Это самка, которую побеждают самцы не яркостью перьев, не гибкостью, не храбростью, а своими жалобами, нытьем, неудачами. Это женщина, которая любит мужчин в период их падения. Едва Иванов пал духом, как девица – тут как тут. Она этого только и ждала. Помилуйте, у нее такая благодарная, святая задача! Она воскресит упавшего, поставит его на ноги, даст ему счастье… Любит она не Иванова, а эту задачу. Аржантон у Додэ сказал: жизнь не роман! Саша не знает этого. Она не знает, что любовь для Иванова составляет только лишнее осложнение, лишний удар в спину. И что ж? Бьется Саша с Ивановым целый год, а он все не воскресает и падает все ниже и ниже».[157]
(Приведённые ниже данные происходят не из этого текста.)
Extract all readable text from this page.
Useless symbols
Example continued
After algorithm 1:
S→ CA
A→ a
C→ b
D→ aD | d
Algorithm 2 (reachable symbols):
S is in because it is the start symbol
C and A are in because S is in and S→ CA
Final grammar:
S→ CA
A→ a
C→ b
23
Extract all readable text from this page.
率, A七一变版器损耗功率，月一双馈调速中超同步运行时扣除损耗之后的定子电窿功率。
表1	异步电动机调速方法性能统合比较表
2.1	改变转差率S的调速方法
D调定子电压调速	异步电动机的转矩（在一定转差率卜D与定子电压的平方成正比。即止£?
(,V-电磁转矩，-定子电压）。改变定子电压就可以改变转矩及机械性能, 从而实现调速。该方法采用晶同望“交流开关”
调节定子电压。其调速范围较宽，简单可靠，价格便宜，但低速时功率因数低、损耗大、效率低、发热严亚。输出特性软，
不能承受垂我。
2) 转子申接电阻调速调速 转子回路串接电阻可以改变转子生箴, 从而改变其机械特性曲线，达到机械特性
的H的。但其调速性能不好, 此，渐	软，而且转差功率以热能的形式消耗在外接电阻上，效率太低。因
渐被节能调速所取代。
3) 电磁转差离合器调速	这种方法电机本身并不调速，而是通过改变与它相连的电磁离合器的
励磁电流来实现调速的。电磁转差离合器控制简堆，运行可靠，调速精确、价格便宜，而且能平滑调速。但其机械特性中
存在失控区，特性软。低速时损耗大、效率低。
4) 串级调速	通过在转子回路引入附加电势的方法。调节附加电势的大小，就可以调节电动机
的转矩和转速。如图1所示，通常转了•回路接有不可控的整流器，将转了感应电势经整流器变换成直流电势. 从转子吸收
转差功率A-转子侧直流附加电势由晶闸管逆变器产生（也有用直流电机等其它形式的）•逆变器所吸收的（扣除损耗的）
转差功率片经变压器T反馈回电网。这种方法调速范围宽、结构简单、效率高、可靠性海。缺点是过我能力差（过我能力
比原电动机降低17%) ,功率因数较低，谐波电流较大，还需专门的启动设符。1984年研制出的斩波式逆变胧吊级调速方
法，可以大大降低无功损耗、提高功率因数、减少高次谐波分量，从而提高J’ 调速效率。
Что до Иванова, то для автора пьесы очевидно: его герой кончает жизнь самоубийством отнюдь не из-за клеветы или оскорблений, брошенных ему в лицо публично, но только потому, что зашел в тупик. Дорога его пройдена до конца. И Чехов полагает, что характер Иванова – типично русский: «В характеристике Иванова часто попадается слово „русский“, – пишет Антон Суворину, перечитав свое письмо, в своеобразном постскриптуме. – Не рассердитесь за это. Когда я писал пьесу, то имел в виду только то, что нужно, то есть одни только типичные русские черты. Так, чрезмерная возбудимость, чувство вины, утомляемость – чисто русские. Немцы никогда не возбуждаются, и потому Германия не знает ни разочарованных, ни лишних, ни утомленных… Возбудимость французов держится постоянно на одной и той же высоте, не делая крутых повышений и понижений, и потому француз до самой дряхлой старости нормально возбужден. Другими словами, французам не приходится расходовать свои силы на чрезмерное возбуждение; расходуют они свои силы умно, поэтому не знают банкротства.
Понятно, что в пьесе я не употреблял таких терминов, как русский, возбудимость, утомляемость и проч., в полной надежде, что читатель и зритель будут внимательны и что для них не понадобится вывеска: „це не гарбуз, а слива“. Я старался выражаться просто, не хитрил и был далек от подозрения, что читатели и зрители будут ловить моих героев на фразе, подчеркивать разговоры о приданом и т. п.
Я не сумел написать пьесу. Конечно, жаль. Иванов и Львов представляются моему воображению живыми людьми. Говорю Вам по совести, искренно, эти люди родились в моей голове не из морской пены, не из предвзятых идей, не из „умственности“, не случайно. Они результат наблюдения и изучения жизни. Они стоят в моем мозгу, и я чувствую, что не солгал ни на один сантиметр и не перемудрил ни на одну йоту. Если же они на бумаге вышли неживыми и неясными, то виноваты не они, а мое неуменье передавать свои мысли. Значит, рано мне еще за пьесы браться».[158]
Пьеса, таким вот образом многократно переделанная, была включена в репертуар Санкт-Петербургского Александринского театра, и с января 1889 года Чехов, чтобы участвовать в репетициях, перебрался в столицу, поселившись снова у своего друга Суворина. И сразу же его сомнения, его тревоги, его гнев воскресли. Ему опять казалось, будто актеры играют плохо, фальшивят. Давыдов, назначенный на роль Иванова, жаловался на то, что драматург вносит в последнюю минуту новые изменения, грозил отказаться от роли. Чехов, в полном отчаянии, до изнеможения работал с актером, пытаясь раскрыть ему движущие мотивы персонажа. Они ссорились и мирились по десять раз на дню. Глядя на актера, излучавшего самодовольство, Антон предвидел худшее. Накануне премьеры он написал брату Михаилу, что, на его взгляд, партия проиграна заранее.